Noise floor question

Do you have WAV copies of all your raw readings? No filters, no effects, no corrections. Just as you read them. That’s highly recommended. Keep it/them in safe place, divorced from all your editing and production. It’s a New User error to announce directly into an edit session and then on to the finished production. If Audacity or the computer goes into the bin anywhere in the process, it can take the show and all the work with it sending you straight back to announcing into a microphone in a quiet room.

ACX requires submission as MP3 compressed sound file chapters with at least 192KB quality. You need to know that if you make a mistake in the submission, you can’t correct the MP3, reexport, and resubmit. Every time you make a new MP3 from an old one, the quality goes down. The new one isn’t 192 any more. You have to edit your perfect quality WAV Edit Master and make a new MP3. That’s why a WAV Edit Master is a terrific idea.

Audio Lab does not detect issues such as noise floor or editing errors

Correct. I think I mentioned that. They check everything a machine can check. Noise is hard.


ACX uses RMS - Root Mean Square as the loudness standard. It’s a math function. It’s the area under the curve or the amount of “energy” in the chapter. I don’t know of different ways to detect RMS.

Some production companies use LUFS instead of RMS. That one can determine loudness, too, but it takes into consideration the odd things your ear does when it hears things. For one example, your ear doesn’t work very well in very high and very low pitch sounds. LUFS knows this. RMS doesn’t.
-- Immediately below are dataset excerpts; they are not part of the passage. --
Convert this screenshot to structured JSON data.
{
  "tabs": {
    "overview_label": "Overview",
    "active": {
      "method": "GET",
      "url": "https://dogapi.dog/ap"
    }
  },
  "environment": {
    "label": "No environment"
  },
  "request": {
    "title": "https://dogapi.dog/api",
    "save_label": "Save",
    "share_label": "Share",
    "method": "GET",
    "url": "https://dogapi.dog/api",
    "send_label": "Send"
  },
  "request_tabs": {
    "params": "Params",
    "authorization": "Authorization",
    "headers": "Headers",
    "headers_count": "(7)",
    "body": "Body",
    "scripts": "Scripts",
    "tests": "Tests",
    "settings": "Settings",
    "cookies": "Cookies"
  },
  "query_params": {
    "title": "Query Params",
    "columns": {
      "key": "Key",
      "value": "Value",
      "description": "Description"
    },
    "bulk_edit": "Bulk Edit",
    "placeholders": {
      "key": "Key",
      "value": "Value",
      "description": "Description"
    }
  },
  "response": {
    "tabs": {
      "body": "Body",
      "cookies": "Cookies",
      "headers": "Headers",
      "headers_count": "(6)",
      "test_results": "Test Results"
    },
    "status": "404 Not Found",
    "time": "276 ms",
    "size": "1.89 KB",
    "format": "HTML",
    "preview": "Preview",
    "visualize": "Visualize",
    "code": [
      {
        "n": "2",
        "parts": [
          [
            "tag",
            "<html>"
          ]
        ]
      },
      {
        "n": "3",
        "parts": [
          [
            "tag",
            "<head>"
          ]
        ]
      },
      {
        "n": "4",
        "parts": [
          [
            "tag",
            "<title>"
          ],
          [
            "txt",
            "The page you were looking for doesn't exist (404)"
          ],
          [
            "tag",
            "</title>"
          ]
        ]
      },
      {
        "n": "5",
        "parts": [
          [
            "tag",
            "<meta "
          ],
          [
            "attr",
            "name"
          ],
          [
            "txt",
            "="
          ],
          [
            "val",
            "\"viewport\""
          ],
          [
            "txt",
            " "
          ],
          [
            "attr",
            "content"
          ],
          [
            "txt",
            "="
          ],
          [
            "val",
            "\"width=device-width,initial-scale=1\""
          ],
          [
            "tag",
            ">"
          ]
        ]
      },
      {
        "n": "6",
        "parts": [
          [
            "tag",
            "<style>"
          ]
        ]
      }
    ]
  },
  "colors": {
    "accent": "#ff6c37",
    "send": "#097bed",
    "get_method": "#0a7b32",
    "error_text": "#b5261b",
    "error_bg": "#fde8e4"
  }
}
A word on how Audiobook Mastering works. There are some tricks to it. We are cautioned sternly to apply the three Mastering tools one after the other (or apply the one-step Macro version. Same thing). Do not add any tools or leave any out.
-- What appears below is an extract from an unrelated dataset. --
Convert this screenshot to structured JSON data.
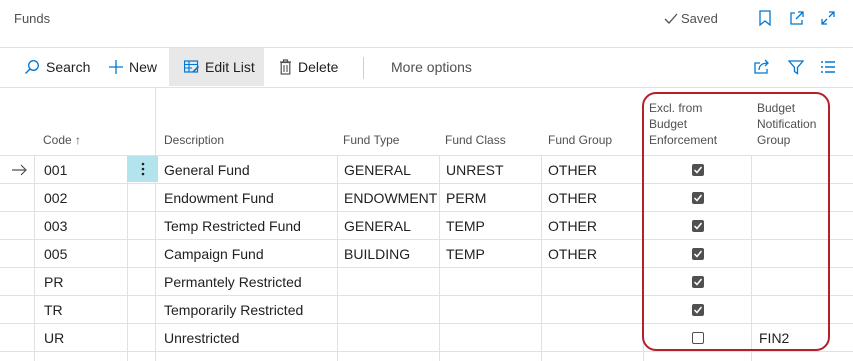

Filter Curve, the first tool is a rumble filter. It gets rid of thunder, earthquakes, heavy trucks going by, and some thumping breath and wind noises . It pre-conditions the chapter for the next tool, Loudness Normalization. That’s RMS. There was a recent poster who set that for LUFS by accident instead of RMS and started getting odd chapters. Yes. You would. RMS Normalization cranks the overall volume of the whole chapter up and down until the “energy” or loudness is perfect. The chapter goes on to the Soft Limiter which gently folds the tips, peaks, and high points over until they pass the ACX peak specification.

I bet you’re wondering to yourself why doesn’t the limiter affect RMS. It does, but not much. Compared to the massive, ground-shaking work RMS is going, changing a light, delicate tip or peak here and there is a piffle.

Please note that the chapter before Mastering and after is significantly different. “After” doesn’t have thunder and earthquakes. Those two can have very serious energy issues as anybody that has every been through an earthquake can tell you. Weirded yet, you can’t always hear them.

That’s why a similar rumble filter is found on most outside broadcast sound mixers, field sound mixers, or recorders.

And that’s why if you submitted before and after mastering to ACX for testing, it may be different. ACX Check will be too.